Amec Foster Wheeler has launched a consultation with its staff in the north-east that is expected to lead to an unspecified number of job cuts.
The oil services firm, which employs about 3,000 in the region, said it aims to “mitigate the impact” of the fall in oil price through cost cuts but also pledged to relocate staff who will be affected by the move.
The firm, which recently completed a merger with rival Foster Wheeler, was one of the first major oil services groups to cut contractor rates last year.
Petrofac, Wood Group, as well as Shell, BP, BG, Enquest, Apache and Premier Oil and KCA Deutag have all implemented measures to slam the breaks of spiralling costs of employment in the North Sea.
A spokeswoman for the firm said: “Amec Foster Wheeler can confirm that it is about to start a consultation process with its Aberdeen-based employees about the impact on jobs of the downturn of the oil and gas market.
“The consultation process includes looking at mitigating the impact through a variety of measures, including other cost savings, and moving people to its other diversified operations.”
Meanwhile, Abu-Dhabi-owned Taqa Bratani has spurned taking a stand at Offshore Europe this year.
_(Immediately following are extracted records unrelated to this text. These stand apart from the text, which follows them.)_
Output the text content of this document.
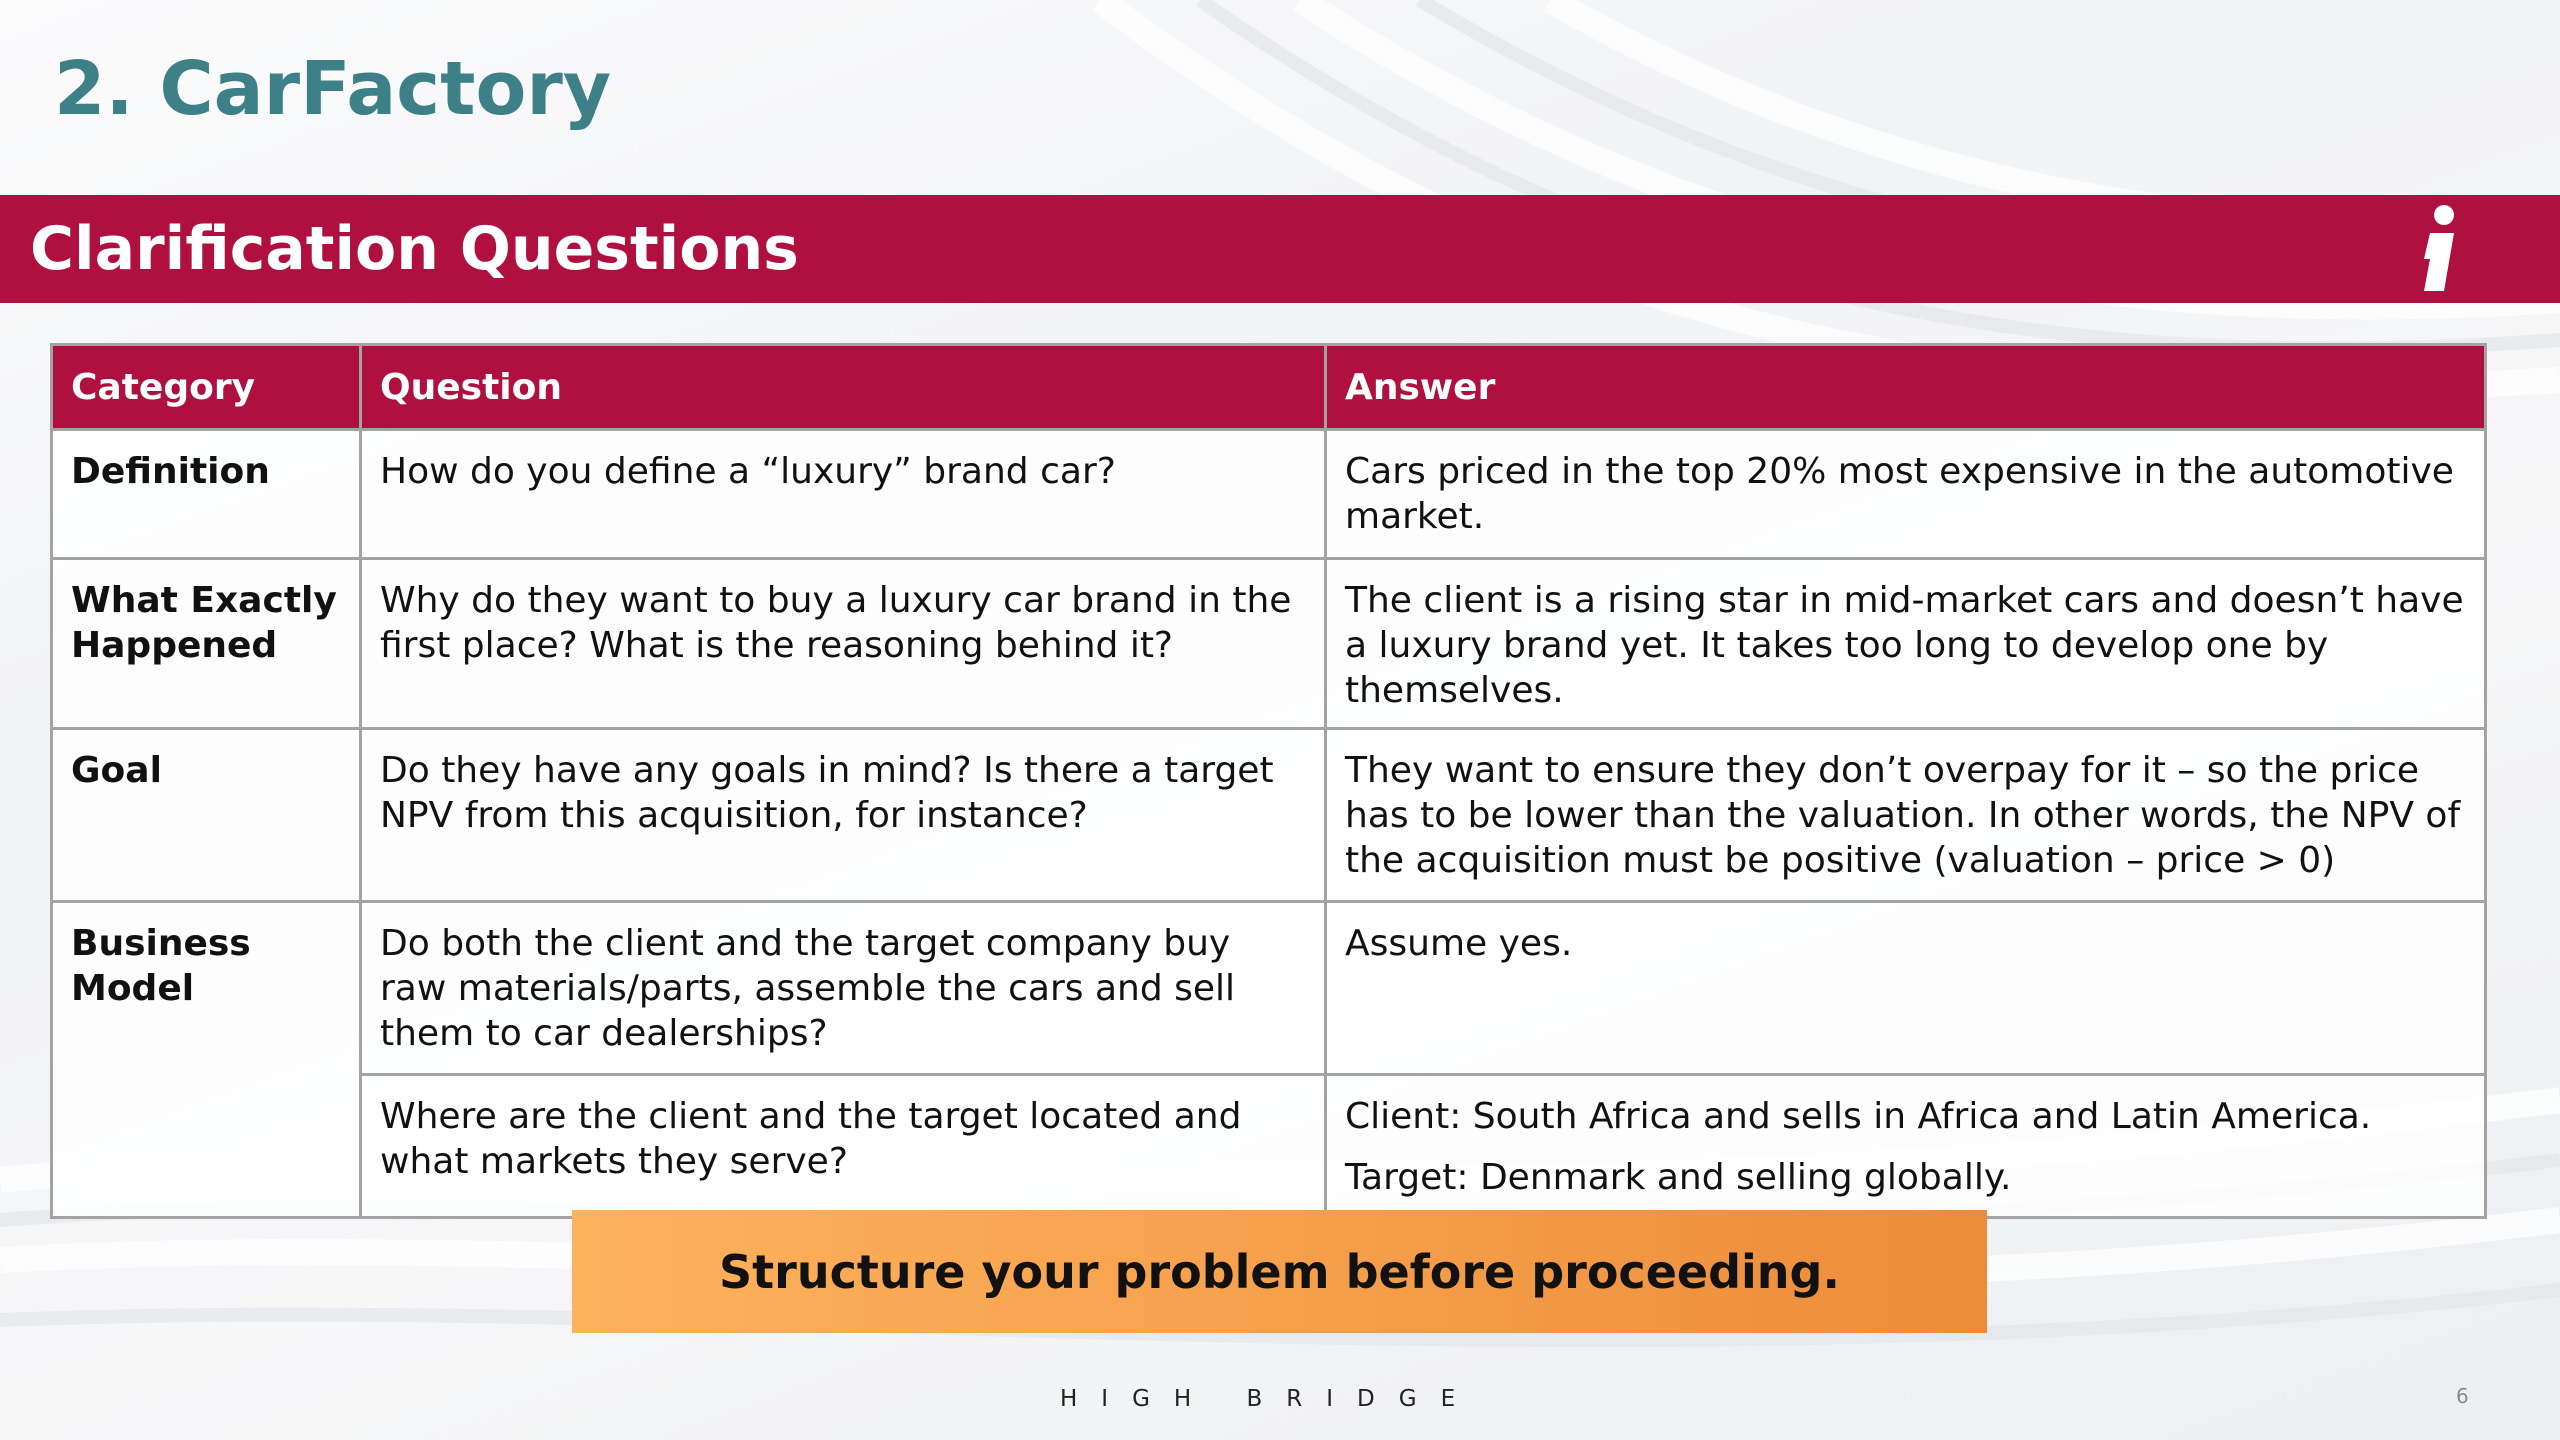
2. CarFactory
Clarification Questions
Category	Question	Answer
Definition	How do you define a “luxury” brand car?	Cars priced in the top 20% most expensive in the automotive market.

What Exactly Happened	Why do they want to buy a luxury car brand in the first place? What is the reasoning behind it?	The client is a rising star in mid-market cars and doesn’t have a luxury brand yet. It takes too long to develop one by themselves.

Goal	Do they have any goals in mind? Is there a target NPV from this acquisition, for instance?	They want to ensure they don’t overpay for it – so the price has to be lower than the valuation. In other words, the NPV of the acquisition must be positive (valuation – price > 0)

Business Model	Do both the client and the target company buy raw materials/parts, assemble the cars and sell them to car dealerships?	Assume yes.

	Where are the client and the target located and what markets they serve?	Client: South Africa and sells in Africa and Latin America.
Target: Denmark and selling globally.
Structure your problem before proceeding.
HIGH BRIDGE	6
A spokeswoman for the firm said it had decided against exhibiting at the biannual Aberdeen event “as it did not fit with our strategic goals and plans”.
She added that the company took the decision shortly after the last exhibition.
Taqa’s UK assets include five platforms producing from 13 fields in the northern and central North Sea. Taqa also has stakes in central North Sea fields operated by others.